This invention relates generally to gas turbine engines. More particularly, the present invention relates to thrust augmentation systems for mixed flow turbofan engines.
Turbofan engines utilize exhaust gases generated by a main turbine engine to rotate an additional turbine for propelling a drive fan. Thus, turbofan engines produce two flows of air used to create thrust: a primary airflow resulting from combustion in the main turbine engine and a secondary airflow accelerated by the drive fan. In mixed flow turbofan engines the primary airflow (hot air) and the secondary airflow (bypass air) are united in an exhaust duct to be simultaneously passed through an exhaust nozzle. The exhaust nozzle further accelerates the mixed flow exhaust.
Additional thrust can be generated in turbofan engines through the use of an augmentation system, also known as an afterburner or re-heater. Augmentation systems further accelerate the mixed flow exhaust utilizing the remaining oxygen in the exhausted air and an injected fuel stream to perform a secondary combustion process.
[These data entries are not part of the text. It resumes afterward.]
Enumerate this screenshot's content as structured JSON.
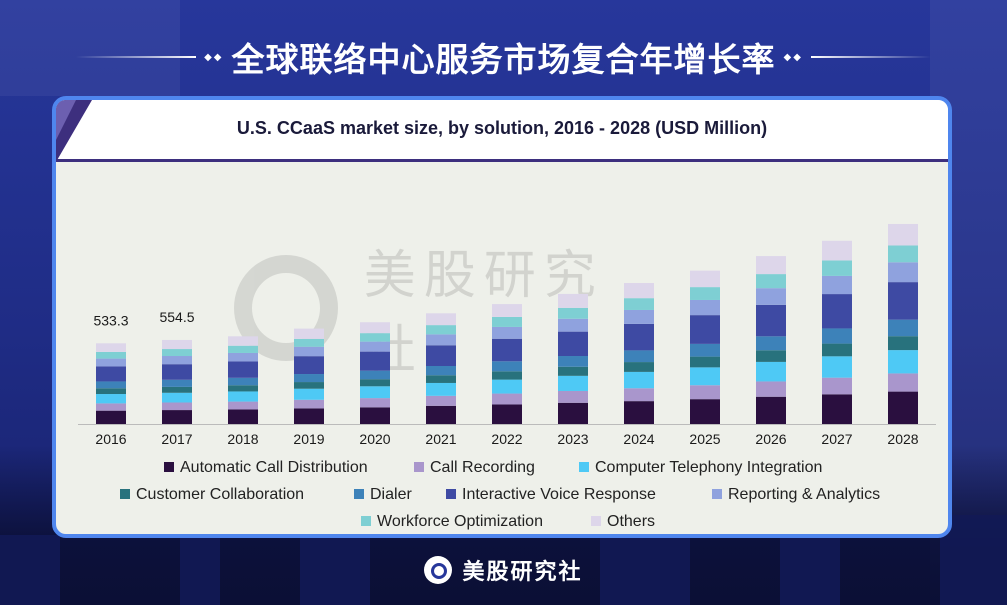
{
  "page_title": "全球联络中心服务市场复合年增长率",
  "title_diamonds_left": "◆◆",
  "title_diamonds_right": "◆◆",
  "watermark_text": "美股研究社",
  "footer_brand": "美股研究社",
  "colors": {
    "background": "#27379b",
    "card_border": "#4f86ee",
    "header_accent": "#3d2f7e"
  },
  "chart_data": {
    "type": "bar",
    "stacked": true,
    "title": "U.S. CCaaS market size, by solution, 2016 - 2028 (USD Million)",
    "categories": [
      "2016",
      "2017",
      "2018",
      "2019",
      "2020",
      "2021",
      "2022",
      "2023",
      "2024",
      "2025",
      "2026",
      "2027",
      "2028"
    ],
    "annotations": [
      {
        "category": "2016",
        "label": "533.3"
      },
      {
        "category": "2017",
        "label": "554.5"
      }
    ],
    "legend_position": "bottom",
    "series": [
      {
        "name": "Automatic Call Distribution",
        "color": "#2a0f3f",
        "values": [
          88,
          92,
          96,
          103,
          110,
          120,
          129,
          140,
          151,
          164,
          180,
          196,
          214
        ]
      },
      {
        "name": "Call Recording",
        "color": "#a996cc",
        "values": [
          48,
          50,
          52,
          57,
          61,
          66,
          72,
          78,
          85,
          92,
          101,
          110,
          120
        ]
      },
      {
        "name": "Computer Telephony Integration",
        "color": "#4ec9f5",
        "values": [
          62,
          64,
          67,
          73,
          78,
          85,
          92,
          100,
          108,
          118,
          129,
          141,
          154
        ]
      },
      {
        "name": "Customer Collaboration",
        "color": "#28727d",
        "values": [
          38,
          39,
          41,
          44,
          47,
          51,
          55,
          60,
          65,
          71,
          77,
          84,
          92
        ]
      },
      {
        "name": "Dialer",
        "color": "#3d82b9",
        "values": [
          45,
          47,
          49,
          53,
          56,
          61,
          66,
          71,
          77,
          84,
          92,
          100,
          109
        ]
      },
      {
        "name": "Interactive Voice Response",
        "color": "#3e4aa3",
        "values": [
          99,
          103,
          108,
          118,
          126,
          137,
          149,
          161,
          175,
          190,
          208,
          227,
          248
        ]
      },
      {
        "name": "Reporting & Analytics",
        "color": "#8fa2de",
        "values": [
          52,
          54,
          56,
          62,
          66,
          72,
          78,
          85,
          92,
          100,
          110,
          120,
          131
        ]
      },
      {
        "name": "Workforce Optimization",
        "color": "#7ecfd3",
        "values": [
          44,
          46,
          48,
          52,
          56,
          61,
          66,
          72,
          78,
          85,
          93,
          102,
          111
        ]
      },
      {
        "name": "Others",
        "color": "#ddd6ea",
        "values": [
          57,
          60,
          62,
          68,
          72,
          78,
          85,
          92,
          100,
          109,
          119,
          130,
          142
        ]
      }
    ],
    "ylim": [
      0,
      1400
    ]
  }
}
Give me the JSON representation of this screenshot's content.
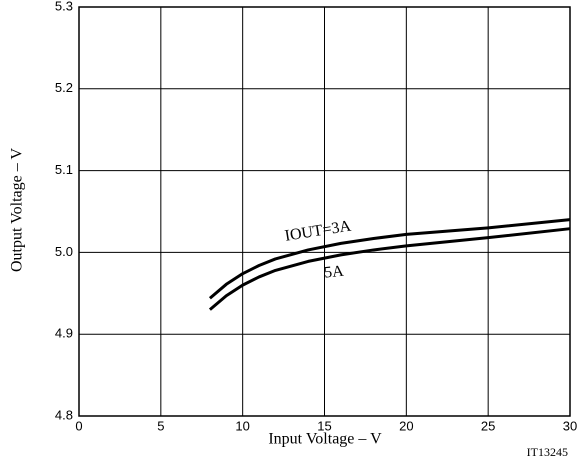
{
  "chart_data": {
    "type": "line",
    "x_label": "Input Voltage  –  V",
    "y_label": "Output Voltage  –  V",
    "figure_id": "IT13245",
    "xlim": [
      0,
      30
    ],
    "xticks": [
      0,
      5,
      10,
      15,
      20,
      25,
      30
    ],
    "ylim": [
      4.8,
      5.3
    ],
    "yticks": [
      4.8,
      4.9,
      {
        "value": 5,
        "label": "5.0"
      },
      5.1,
      5.2,
      5.3
    ],
    "grid": true,
    "series": [
      {
        "name": "IOUT=3A",
        "color": "#000000",
        "x": [
          8,
          9,
          10,
          11,
          12,
          14,
          16,
          18,
          20,
          25,
          30
        ],
        "values": [
          4.944,
          4.961,
          4.974,
          4.984,
          4.992,
          5.003,
          5.011,
          5.017,
          5.022,
          5.03,
          5.04
        ]
      },
      {
        "name": "5A",
        "color": "#000000",
        "x": [
          8,
          9,
          10,
          11,
          12,
          14,
          16,
          18,
          20,
          25,
          30
        ],
        "values": [
          4.93,
          4.947,
          4.96,
          4.97,
          4.978,
          4.989,
          4.997,
          5.003,
          5.008,
          5.018,
          5.029
        ]
      }
    ]
  }
}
Mixed flow augmentation can be performed in either the primary air or the secondary air streams. Typically, augmenters are used during short periods when auxiliary thrust is necessary, such as during take-off or when performing combat maneuvers such as intercept missions.
In general, augmented turbofan engines must increase the nozzle throat area for augmented operating conditions to prevent fan or low compressor surge, a condition in which a pressure pulse propagates forward into the fan or low pressure compressor, causing instability due to airfoil or endwall stall. Multi-stage augmenters can also be used to modulate fuel flow during augmented operation to reduce de-stabilizing pressure pulses and improve synchronization of augmentor fuel injection and exhaust nozzle area increases. Both of these solutions, however, increase the cost and complexity of the turbine engine.
For some applications, non-augmented mixed flow turbofan engines having fixed exhaust nozzles are desirable due, in part, to their reduced cost and complexity. Thus, for mixed flow turbofan engines, it is the current state of the art to use either a variable exhaust nozzle with augmentation, or a fixed nozzle without augmentation. There is, therefore, a need for a fixed nozzle area augmentation system for mixed flow turbofan engines.